For instance, assume the CMS has an editor. How is the user going to input the "special" characters in the editor? Is the editor going to be modified to handle the necessary encoding and decoding?
Anyway, assuming you do decide to go the encoding route, which encoding to choose? Others have suggested encoding using HTML entities such as ©
. This is probably not the best solution. First, is assumes the content is always going to be output in an HTML environment. Possibly more importantly, it cannot handle characters which do not have HTML entity encodings. Therefore, using an encoding such as the JS string encoding ("Bad Idea\u00a9"
) is probably your best bet. If the API to the CMS uses JSON, everything should pretty much work.
Alternative encodings you might consider are URI encoding or BASE64 encoding, but neither seems like a wonderful idea.

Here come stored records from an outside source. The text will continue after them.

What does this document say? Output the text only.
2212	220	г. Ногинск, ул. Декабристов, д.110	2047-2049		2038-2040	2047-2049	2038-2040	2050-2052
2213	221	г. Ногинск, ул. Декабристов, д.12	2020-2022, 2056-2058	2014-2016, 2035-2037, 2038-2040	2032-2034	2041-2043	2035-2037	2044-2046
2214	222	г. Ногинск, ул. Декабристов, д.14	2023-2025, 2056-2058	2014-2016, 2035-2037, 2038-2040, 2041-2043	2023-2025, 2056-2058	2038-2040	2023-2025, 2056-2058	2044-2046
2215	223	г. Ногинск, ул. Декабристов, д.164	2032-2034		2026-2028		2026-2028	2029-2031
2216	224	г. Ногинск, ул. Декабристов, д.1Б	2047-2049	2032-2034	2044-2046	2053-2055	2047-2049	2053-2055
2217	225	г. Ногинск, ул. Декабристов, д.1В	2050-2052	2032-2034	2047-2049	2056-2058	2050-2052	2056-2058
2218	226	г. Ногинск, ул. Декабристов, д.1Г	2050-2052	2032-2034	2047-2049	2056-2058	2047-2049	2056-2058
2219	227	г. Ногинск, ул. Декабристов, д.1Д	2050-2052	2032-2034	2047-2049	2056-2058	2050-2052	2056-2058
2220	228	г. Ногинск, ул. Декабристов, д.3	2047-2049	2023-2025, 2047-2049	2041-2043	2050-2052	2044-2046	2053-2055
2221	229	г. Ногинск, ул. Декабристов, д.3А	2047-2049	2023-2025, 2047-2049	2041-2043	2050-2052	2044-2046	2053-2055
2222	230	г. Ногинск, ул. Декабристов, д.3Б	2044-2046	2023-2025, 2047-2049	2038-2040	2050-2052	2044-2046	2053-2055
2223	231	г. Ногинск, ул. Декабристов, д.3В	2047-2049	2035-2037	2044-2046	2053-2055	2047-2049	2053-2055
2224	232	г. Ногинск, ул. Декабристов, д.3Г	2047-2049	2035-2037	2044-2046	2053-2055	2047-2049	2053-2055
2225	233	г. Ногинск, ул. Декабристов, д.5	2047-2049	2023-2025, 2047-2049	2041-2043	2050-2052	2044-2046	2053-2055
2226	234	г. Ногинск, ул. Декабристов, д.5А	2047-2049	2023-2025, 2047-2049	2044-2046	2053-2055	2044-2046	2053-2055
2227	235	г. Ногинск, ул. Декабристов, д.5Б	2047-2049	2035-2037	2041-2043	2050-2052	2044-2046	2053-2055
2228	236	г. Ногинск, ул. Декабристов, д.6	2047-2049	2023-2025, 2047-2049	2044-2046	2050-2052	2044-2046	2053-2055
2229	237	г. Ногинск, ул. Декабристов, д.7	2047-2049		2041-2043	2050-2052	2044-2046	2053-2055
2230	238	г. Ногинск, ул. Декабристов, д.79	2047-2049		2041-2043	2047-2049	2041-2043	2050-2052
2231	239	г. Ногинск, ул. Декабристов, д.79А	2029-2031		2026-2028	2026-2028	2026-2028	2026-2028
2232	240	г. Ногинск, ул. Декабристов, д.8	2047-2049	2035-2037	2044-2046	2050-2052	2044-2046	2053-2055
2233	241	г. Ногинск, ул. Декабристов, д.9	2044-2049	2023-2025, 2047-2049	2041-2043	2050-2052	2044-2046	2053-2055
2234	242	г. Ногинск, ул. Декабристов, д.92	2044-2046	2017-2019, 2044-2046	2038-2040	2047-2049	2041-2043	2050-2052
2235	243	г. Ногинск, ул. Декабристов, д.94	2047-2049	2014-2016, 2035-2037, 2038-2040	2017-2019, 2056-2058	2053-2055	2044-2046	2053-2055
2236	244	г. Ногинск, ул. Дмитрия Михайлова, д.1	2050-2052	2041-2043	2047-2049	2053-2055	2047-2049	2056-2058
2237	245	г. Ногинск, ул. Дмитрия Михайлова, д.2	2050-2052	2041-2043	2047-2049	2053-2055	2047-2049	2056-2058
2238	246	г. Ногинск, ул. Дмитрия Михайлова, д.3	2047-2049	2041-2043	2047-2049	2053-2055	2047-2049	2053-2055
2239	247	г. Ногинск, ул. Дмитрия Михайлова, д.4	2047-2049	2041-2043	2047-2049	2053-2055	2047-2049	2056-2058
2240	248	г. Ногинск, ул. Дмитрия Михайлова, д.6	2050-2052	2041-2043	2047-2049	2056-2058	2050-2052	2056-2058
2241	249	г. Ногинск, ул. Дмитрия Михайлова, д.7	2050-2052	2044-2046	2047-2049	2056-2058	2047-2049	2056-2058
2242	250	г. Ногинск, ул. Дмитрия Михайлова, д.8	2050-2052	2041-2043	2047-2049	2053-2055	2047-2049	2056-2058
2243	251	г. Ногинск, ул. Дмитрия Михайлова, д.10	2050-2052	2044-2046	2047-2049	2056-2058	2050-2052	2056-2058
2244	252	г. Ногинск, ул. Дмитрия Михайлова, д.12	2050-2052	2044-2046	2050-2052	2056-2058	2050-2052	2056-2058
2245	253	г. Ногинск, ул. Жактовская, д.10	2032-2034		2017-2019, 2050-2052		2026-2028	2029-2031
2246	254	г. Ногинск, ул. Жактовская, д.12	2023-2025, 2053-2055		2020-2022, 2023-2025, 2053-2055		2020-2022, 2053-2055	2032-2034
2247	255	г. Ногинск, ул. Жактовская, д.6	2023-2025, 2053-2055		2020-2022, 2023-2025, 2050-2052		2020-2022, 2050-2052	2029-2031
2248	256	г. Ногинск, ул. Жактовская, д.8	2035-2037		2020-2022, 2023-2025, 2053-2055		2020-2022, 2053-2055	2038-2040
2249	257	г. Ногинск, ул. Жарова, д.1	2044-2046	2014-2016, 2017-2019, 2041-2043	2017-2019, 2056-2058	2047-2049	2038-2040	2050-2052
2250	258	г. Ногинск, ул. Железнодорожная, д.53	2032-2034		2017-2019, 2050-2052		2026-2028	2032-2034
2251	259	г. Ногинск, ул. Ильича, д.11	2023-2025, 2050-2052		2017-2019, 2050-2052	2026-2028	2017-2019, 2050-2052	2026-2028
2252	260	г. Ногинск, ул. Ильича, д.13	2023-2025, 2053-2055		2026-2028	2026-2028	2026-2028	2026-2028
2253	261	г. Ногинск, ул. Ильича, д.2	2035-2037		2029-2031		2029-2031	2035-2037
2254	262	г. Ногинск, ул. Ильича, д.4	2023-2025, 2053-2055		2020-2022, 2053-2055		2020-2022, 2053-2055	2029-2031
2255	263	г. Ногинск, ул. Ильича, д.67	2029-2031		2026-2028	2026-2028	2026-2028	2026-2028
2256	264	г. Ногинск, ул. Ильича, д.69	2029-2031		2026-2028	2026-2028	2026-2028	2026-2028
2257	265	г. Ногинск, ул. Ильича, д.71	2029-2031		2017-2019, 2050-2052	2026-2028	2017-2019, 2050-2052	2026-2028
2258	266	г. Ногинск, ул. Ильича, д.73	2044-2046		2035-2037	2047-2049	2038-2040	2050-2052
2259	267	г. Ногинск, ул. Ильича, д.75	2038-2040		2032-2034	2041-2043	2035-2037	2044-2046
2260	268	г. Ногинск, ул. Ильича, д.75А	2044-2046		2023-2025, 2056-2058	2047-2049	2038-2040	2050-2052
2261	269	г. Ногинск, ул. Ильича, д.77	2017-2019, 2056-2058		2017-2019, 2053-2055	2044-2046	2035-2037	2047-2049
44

Having said that, you seem to be fuzzy on the distinction between character encodings and formatting. You say
> how to detect a specific char like © and make it small and align top
If you already have a real copyright symbol, then you don't need to do anything, because all fonts will already display it correctly. For instance, if you have encoded the copyright symbol in your database as \u00a9
and are sending that down in JSON, it will already be a copyright symbol, and will be displayed correctly.
Or are you proposing to store the copyright symbol in the CMS as the three characters "(c)"
, and treat that as a copyright symbol for formatting/display purposes? In that case, yes, you would need to detect such sequences and wrap them in a bit of HTML which applies the relevant CSS properties.